My husband's doctor recommended he take "happy pills," My husband thought the matter resolved when he said, "I feel happy enough, thank you." The doctor gave him several prescriptions at once and Jerry was unaware that one was for an anti-depressant. He began sleeping 22 hours out of 24.

"I thought I slept so much because I was dying," he said two months later when he learned he'd been on an anti-depressant and discontinued it

Potential effects on the unborn, teenagers and the elderly are recognized now.

According to an article in the Associated Press last year, the number of people taking psychiatric drugs has increased so much that in 2010, one of four women take such medication in a year, most of them 45 or older.

Physicians rarely advise patients if a psychiatric drug is habit forming, addictive, or permanent. They don't say "This medication I prescribe for you is a controlled substance so you  will have to visit me monthly for refills. It's also a street drug sold in dark alleys."

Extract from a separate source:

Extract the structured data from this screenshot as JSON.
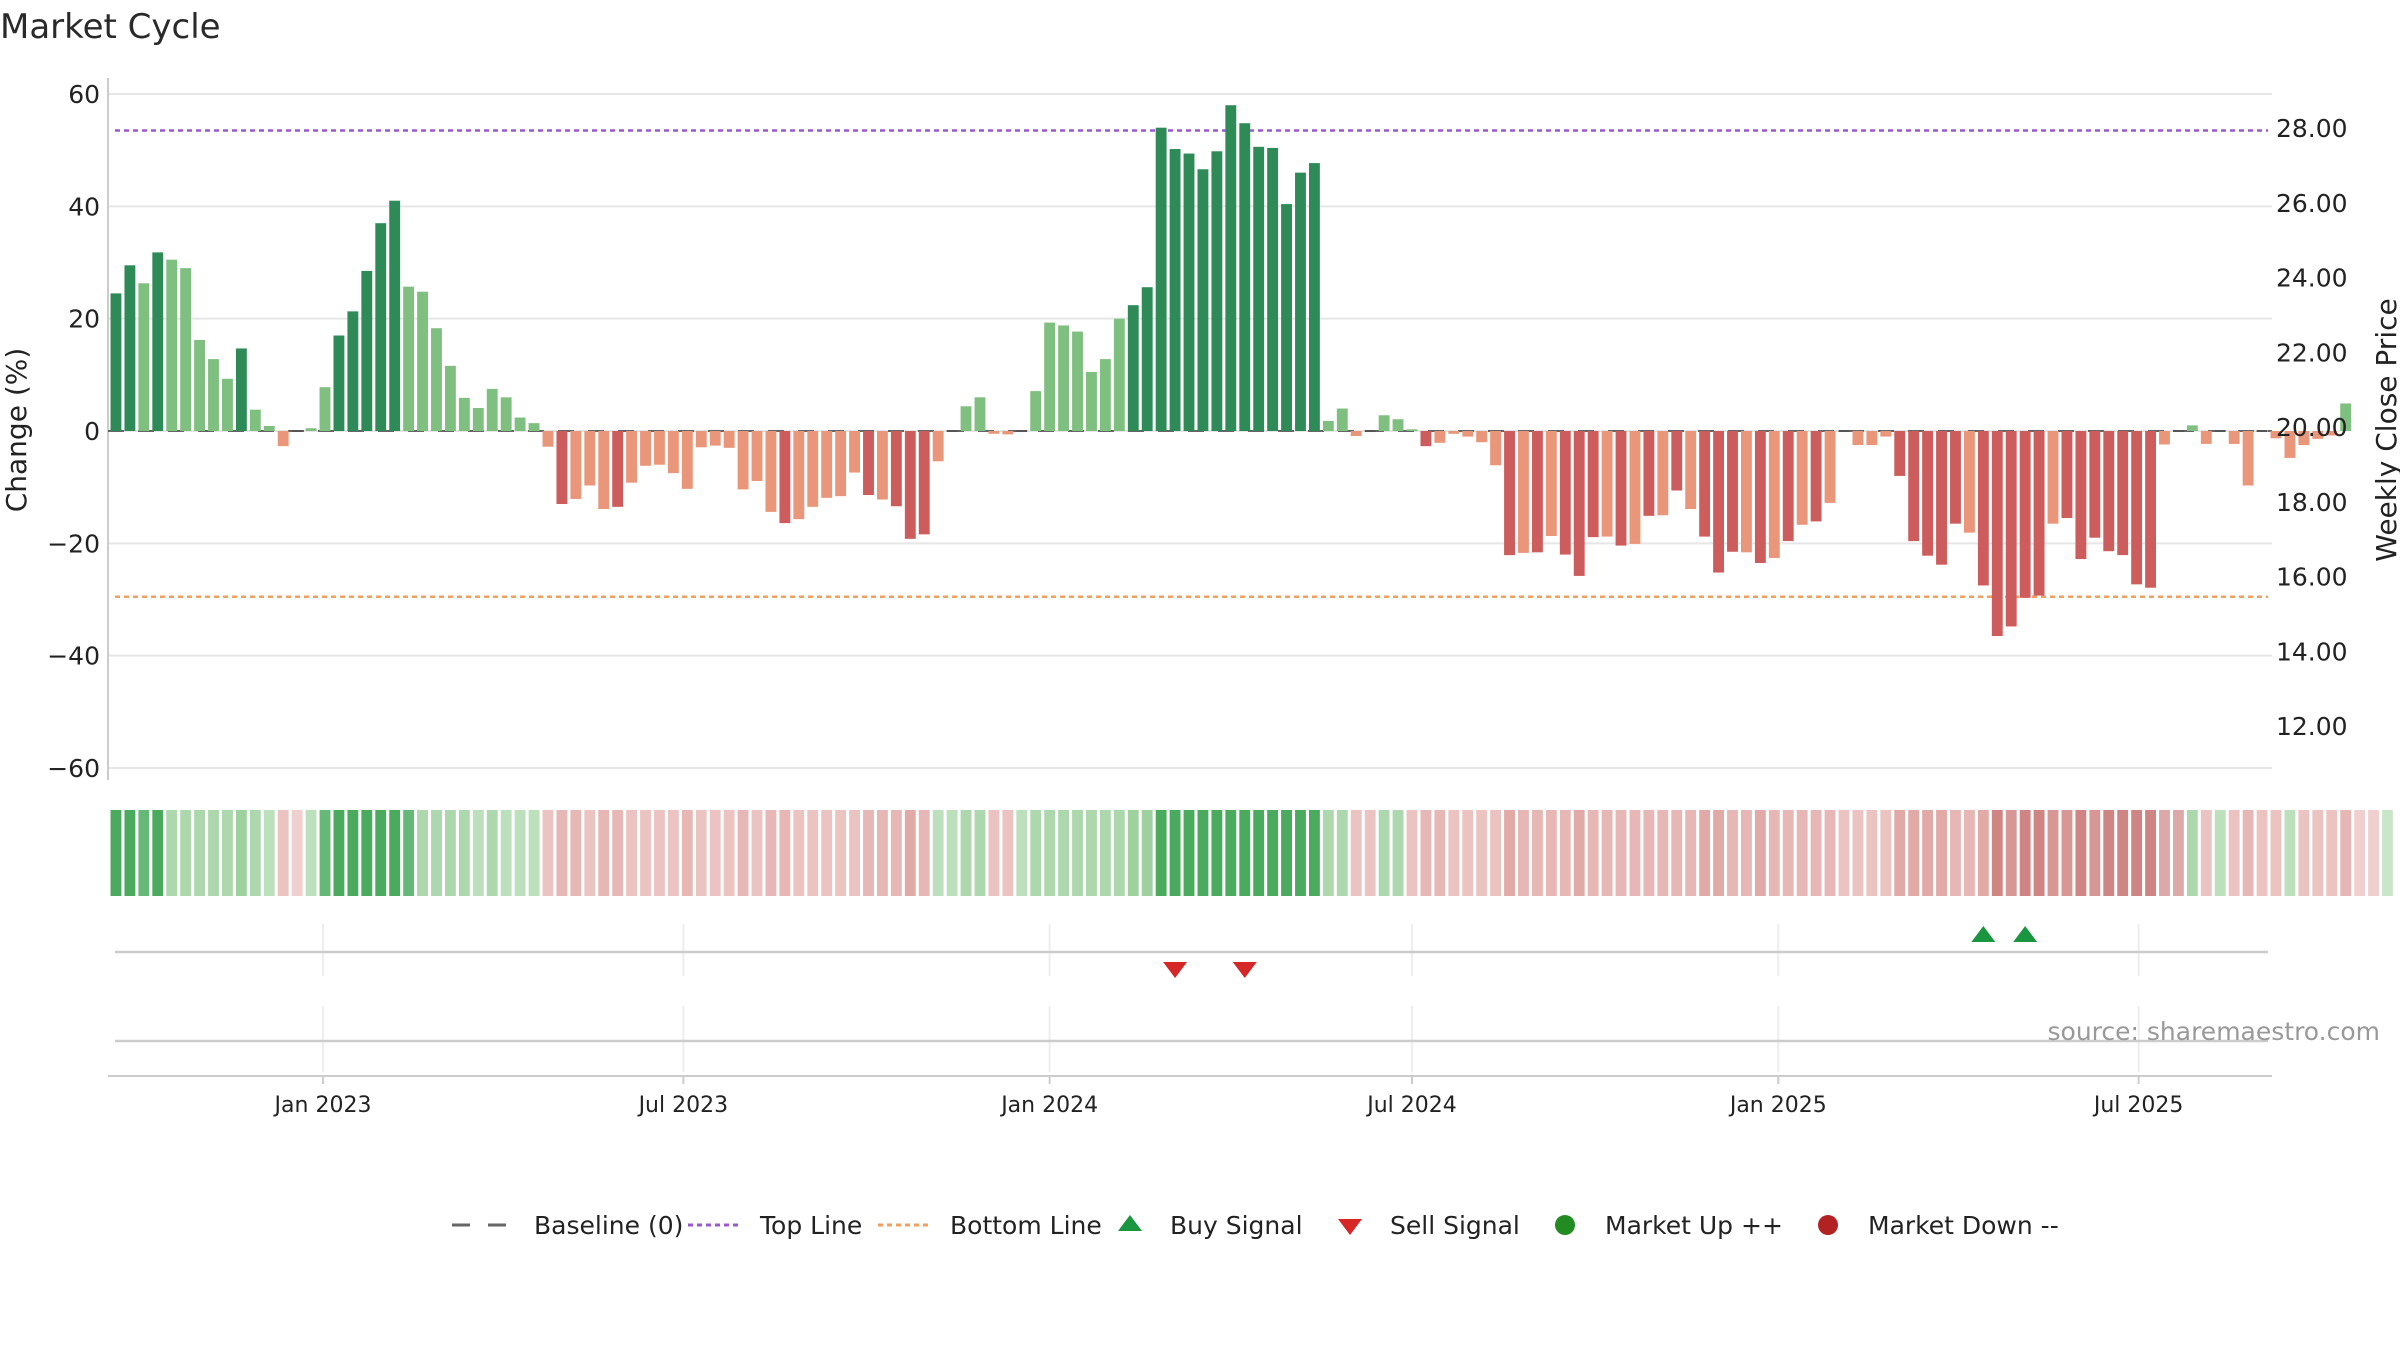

Patients are often unaware of the cost of their medication until they lose their insurance or Medicare/Medicaid coverage -- a bad time to discover a family member has an addiction or "chemical dependency" for drugs that can cost $600 a month or more. Stopping such medication suddenly can lead to the development or worsening of mental problems and seizures possibly leading to death. The warnings are printed on the prescription insert and magazine ads in teeny, tiny print, except for the warning of the financial impact if insurance changes.

People should not reject medication their doctor prescribes, especially if it works for them.

I just wish my family and I knew what we were getting into before we got stuck.

Although psychiatric medication works for lots of people, it didn't work for my daughter or my husband.

We should have searched the internet, read the prescription inserts and recognized when the bad symptoms started, less, not more medication was needed.

Maybe, as some doctors suspect, she has brain damage from concussions in the past, or from seizures she had at birth. Maybe the medicine has made her ill or an illness prevents the medication from helping her, other than keeping her in a twitching, restless zombie state most of the time.

When she started medication, she had just graduated from college, she had many friends and some were famous, she had one single core personality that many of us loved, she had a contract with a recording studio to write lyrics. She developed anxiety. She took a pill. She got depressed. She took another pill. She became outrageous and uninhibited. She was given another pill. She had seizures. She was given another pill. She lost touch with reality. She took another pill. Now she appears to be dying and nothing about her looks or sounds normal. She fluctuates between anger and dependency, defiance and compliance, restlessness and inertia.

I wish we'd read the fine print before we signed my daughter's life away. Maybe we could have reversed her condition before it got this painful for her and so complex for us.